Four days later, on the last day of the season, Spooner tossed another shutout.

  • The last-place Pittsburgh Pirates were the victims, 1-0, at Ebbets Field.
  • This time Spooner fanned "only" 12 while walking three again. He limited the Bucs to four hits, two of them by LF Dick Hall, who later became a full-time P.
  • Spooner's 27 Ks remains the most by a P in his first two ML contests. C Roy Campanella later called him "the greatest young P I've ever seen."
  • Dodger fans rhymed, "Spooner should have come up sooner."

It would be nice to report that Spooner went on to a long, productive career. Alas, that is not the case.

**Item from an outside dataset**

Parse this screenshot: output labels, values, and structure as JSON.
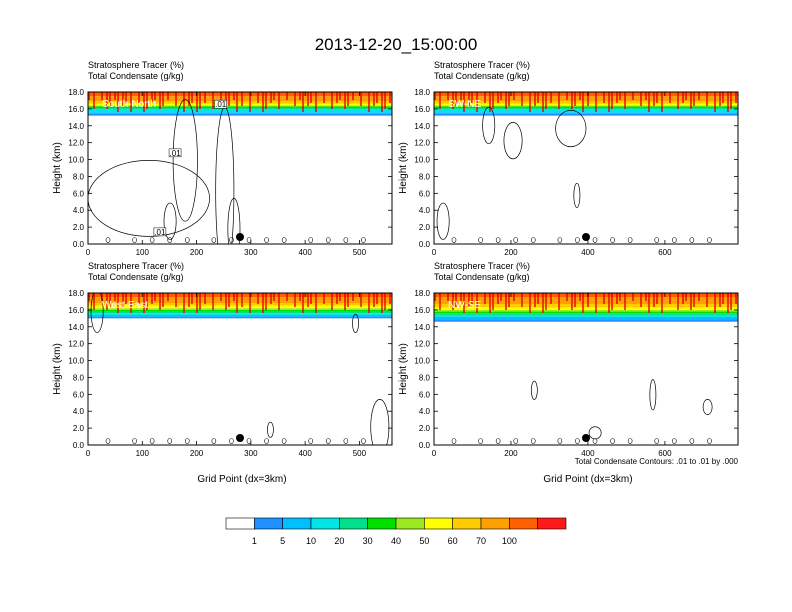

  • Karl had suffered a knee injury in June, 1954, while playing pepper. When he returned two weeks later, he pitched without a windup and with a shorter stride. This cured the control problems that had caused him to walk 112 batters to that point. With his new motion, he won 21 games and set a record with 262 Ks to earn the callup by the parent club.
  • In the off-season, he had his right knee operated on. At spring training 1955, Spooner said that his repaired knee didn't bother him, despite his increased weight of 192 pounds. However, he hurt his arm during spring training, supposedly because he entered a game without warming up properly.
  • Despite his sore wing, he spent the entire 1955 season with Brooklyn. He went 8-6 with a 3.65 ERA in 29 games, 14 of which were starts.
  • On August 29, he pitched a gem, beating the Cardinals, 6-1. He allowed only six hits while striking out nine and walking one. In his next start, Spooner shut out the Pirates but struck out only three.
  • Karl appeared in two games in the '55 World Series against the Yankees.
    • He pitched three scoreless innings in relief in Game 2 at Yankee Stadium, a 4-1 Brooklyn defeat.
    • He started Game 6, also at Yankee Stadium, but lasted only 1/3 of an inning, allowed three hits, two walks, and five runs. The Yankees won 5-1 to set up the famous Game 7, in which Johnny Podres shutout the Bronx Bombers to give Brooklyn its only World Series Championship.

When he reported to spring training in 1956, Spooner complained of a sore arm.

  • The Dodgers optioned him to the minors and over the next few years he descended as low as class D.
  • He never pitched another inning in the big leagues and retired after the 1958 season.
Karl Spooner died in 1984 at age 52 in upstate New York where he grew up.